Now, the latest blog post from Hal Varian suggests that we’ve been wasting our time. According to Hal, position targeting is overrated. Average position is not a true representation of the actual position your ads appeared on. This is particularly true for extended match types, wherein a variation of the search term could appear on position 12 whilst the other could be served at position 2; giving us an average position of 7, which is highly inaccurate. Even on exact match, due to the dynamic nature of the auction, the same ad, with the same bid, could appear on various positions throughout the day. Again, the average position fails to give us the true picture. Furthermore, a higher average position doesn’t necessarily translate into more clicks and conversions. A high traffic, highly competitive term, on a lower position would generate more qualified traffic than the less popular, longer tail term at position 1.

Back to square one: Does position matter?

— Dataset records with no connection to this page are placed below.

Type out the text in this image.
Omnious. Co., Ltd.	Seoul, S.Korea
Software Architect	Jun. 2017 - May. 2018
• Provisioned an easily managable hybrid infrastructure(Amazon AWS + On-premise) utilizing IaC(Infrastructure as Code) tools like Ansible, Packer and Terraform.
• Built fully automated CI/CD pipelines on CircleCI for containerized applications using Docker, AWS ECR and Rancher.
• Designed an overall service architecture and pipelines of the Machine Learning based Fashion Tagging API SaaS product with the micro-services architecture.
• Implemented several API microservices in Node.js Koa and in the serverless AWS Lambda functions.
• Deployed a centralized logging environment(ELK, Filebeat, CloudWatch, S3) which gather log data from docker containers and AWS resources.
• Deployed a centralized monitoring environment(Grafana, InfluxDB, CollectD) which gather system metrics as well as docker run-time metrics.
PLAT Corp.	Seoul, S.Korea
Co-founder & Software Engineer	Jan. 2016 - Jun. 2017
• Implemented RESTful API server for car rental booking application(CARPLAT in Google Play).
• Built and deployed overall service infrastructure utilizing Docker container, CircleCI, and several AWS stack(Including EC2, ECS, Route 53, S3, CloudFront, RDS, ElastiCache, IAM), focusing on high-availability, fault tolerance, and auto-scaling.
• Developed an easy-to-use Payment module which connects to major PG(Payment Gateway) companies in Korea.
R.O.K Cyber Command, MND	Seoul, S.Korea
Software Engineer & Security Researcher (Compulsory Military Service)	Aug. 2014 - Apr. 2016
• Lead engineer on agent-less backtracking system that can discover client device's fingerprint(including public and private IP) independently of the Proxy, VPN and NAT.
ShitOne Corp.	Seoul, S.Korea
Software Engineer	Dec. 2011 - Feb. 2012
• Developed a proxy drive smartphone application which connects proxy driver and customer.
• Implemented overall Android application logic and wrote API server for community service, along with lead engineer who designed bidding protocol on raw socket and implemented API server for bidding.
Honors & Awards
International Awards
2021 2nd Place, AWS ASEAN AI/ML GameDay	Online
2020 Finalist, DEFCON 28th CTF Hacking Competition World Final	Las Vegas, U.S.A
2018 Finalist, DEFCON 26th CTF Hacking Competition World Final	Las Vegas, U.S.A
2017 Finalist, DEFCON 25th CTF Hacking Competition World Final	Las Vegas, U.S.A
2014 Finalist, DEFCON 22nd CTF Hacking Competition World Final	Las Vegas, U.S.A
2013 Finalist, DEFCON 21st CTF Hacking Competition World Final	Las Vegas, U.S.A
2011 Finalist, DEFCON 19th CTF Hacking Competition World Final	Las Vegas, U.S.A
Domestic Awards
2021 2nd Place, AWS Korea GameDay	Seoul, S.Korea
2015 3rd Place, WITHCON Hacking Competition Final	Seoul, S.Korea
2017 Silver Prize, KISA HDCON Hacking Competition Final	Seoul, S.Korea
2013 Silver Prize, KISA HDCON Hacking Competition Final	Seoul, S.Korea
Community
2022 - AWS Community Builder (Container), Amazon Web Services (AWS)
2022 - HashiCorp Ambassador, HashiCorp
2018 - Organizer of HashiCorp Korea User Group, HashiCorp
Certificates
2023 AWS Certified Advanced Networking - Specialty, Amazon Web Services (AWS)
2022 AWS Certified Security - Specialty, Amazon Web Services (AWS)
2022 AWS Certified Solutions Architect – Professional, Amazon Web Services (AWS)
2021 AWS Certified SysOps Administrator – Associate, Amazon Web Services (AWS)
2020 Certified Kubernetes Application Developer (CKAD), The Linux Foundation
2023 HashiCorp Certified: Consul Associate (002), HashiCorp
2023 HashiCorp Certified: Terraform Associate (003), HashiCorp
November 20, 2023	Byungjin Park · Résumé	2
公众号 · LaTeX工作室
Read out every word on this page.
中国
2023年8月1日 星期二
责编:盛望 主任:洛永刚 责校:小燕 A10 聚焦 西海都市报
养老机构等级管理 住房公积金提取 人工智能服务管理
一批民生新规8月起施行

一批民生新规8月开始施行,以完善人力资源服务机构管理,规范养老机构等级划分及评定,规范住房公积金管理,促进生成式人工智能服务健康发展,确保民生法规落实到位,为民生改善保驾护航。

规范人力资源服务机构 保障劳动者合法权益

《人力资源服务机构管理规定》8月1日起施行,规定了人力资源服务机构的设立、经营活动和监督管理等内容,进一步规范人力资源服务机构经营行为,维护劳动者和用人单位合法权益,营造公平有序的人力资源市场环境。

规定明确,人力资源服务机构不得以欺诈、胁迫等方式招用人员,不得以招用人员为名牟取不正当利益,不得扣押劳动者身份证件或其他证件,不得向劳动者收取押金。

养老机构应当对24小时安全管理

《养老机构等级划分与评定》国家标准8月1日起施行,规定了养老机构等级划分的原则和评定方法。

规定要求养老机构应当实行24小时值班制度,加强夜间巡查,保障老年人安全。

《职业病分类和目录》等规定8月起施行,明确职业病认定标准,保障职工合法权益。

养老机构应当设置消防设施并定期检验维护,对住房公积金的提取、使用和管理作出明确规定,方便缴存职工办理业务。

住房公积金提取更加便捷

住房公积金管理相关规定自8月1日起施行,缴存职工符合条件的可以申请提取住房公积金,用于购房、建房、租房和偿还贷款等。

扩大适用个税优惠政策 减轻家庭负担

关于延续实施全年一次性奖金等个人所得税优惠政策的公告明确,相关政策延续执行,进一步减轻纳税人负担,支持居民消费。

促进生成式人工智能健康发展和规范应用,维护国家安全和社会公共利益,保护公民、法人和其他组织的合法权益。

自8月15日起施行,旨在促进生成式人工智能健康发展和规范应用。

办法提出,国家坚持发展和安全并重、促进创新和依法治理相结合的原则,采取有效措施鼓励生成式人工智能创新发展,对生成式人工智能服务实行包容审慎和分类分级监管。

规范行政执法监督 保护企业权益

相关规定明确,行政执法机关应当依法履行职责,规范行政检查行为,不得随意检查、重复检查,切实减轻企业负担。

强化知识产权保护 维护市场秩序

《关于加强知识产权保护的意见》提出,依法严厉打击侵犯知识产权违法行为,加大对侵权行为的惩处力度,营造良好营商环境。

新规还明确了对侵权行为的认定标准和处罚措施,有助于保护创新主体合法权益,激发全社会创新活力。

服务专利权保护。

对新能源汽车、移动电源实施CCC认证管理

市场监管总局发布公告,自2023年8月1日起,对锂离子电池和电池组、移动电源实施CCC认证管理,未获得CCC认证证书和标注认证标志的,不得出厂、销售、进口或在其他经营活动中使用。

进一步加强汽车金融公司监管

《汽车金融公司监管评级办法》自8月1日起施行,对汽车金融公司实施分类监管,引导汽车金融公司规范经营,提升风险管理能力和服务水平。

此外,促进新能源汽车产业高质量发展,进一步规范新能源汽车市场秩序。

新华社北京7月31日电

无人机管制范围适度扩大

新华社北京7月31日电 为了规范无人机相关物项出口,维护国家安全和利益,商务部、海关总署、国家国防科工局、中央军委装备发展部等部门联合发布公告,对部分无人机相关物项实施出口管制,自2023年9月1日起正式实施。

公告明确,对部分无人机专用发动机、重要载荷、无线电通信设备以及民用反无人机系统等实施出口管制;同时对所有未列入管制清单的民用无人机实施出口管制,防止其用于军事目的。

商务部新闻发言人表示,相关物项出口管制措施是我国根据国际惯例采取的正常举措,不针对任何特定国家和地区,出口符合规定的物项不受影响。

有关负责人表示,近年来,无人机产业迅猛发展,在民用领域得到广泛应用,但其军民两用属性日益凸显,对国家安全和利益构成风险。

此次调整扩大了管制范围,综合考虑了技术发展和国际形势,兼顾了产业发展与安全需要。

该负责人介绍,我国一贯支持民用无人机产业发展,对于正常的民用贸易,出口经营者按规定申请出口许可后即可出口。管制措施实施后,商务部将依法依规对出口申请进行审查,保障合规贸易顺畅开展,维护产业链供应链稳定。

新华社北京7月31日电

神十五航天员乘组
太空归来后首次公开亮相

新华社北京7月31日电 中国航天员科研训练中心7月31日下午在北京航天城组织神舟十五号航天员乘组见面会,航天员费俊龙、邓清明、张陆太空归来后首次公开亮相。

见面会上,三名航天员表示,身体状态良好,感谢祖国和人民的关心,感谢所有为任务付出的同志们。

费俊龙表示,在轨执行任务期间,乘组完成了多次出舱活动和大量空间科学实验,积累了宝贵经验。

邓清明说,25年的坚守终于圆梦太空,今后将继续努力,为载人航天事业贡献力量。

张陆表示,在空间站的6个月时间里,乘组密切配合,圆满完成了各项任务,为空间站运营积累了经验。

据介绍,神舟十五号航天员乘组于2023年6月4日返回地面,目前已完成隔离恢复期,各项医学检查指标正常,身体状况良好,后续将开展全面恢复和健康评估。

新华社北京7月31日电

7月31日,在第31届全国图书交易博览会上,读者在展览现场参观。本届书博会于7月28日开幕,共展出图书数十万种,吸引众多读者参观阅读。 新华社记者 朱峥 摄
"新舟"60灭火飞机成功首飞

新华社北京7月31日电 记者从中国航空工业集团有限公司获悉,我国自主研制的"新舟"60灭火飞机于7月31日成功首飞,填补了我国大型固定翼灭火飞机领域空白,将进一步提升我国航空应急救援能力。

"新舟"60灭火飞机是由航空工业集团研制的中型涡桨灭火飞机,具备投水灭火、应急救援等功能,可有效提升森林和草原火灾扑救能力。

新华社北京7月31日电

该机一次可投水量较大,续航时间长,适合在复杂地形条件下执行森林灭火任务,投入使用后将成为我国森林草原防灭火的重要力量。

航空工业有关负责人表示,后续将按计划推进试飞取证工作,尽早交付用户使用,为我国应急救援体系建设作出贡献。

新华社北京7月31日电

I think it depends on the keyword type and purpose/objective of that keyword:

  • Brand Terms: All advertisers would/should occupy the top spot for their core Brand and Brand Generic terms.
  • Key (strategic) Generic terms: If you business is targeting a particular niche demographic/market, certain generic terms would deserve a “brand term” like treatment. For example, if your business specializes in offering car insurance to over 50’s, then “Over 50s car insurance” is that strategic generic term for you.
  • Core Generic and Long tail terms: Ideally, to be treated on their merit (performance) and not position

The above, combined with the overall campaign objective, would define the position strategy. So if the overall objective is “Brand Awareness” then higher positions could be crucial. On the other hand if the campaign needs to be more CPA focused, then each keyword should be treated purely on its merit. Merit being clicks and conversions and not necessarily average position.

As mentioned at the beginning of the article, Google’s “automated rules” can be used to maintain a desirable position:

  1. Go to the Keyword tab of the campaign.
  2. From the Automate drop-down menu, choose Change max CPC bids when...
  3. In the Automatic action section, select Raise bid and enter “x%” (e.g. 10%).You can also enter a maximum bid if you want (your bid won’t exceed the maximum).
  4. Add a requirement that the average position must be worse than “y” (e.g. 4).
  5. Then, specify that the rule should be performed every day at 12pm using data from the previous day.
  6. Enter a name for your rule.
  7. Choose whether you’d like to keep track of changes by receiving an email each time the rule runs.
  8. Click Preview for keywords below to preview your rule and then click Save.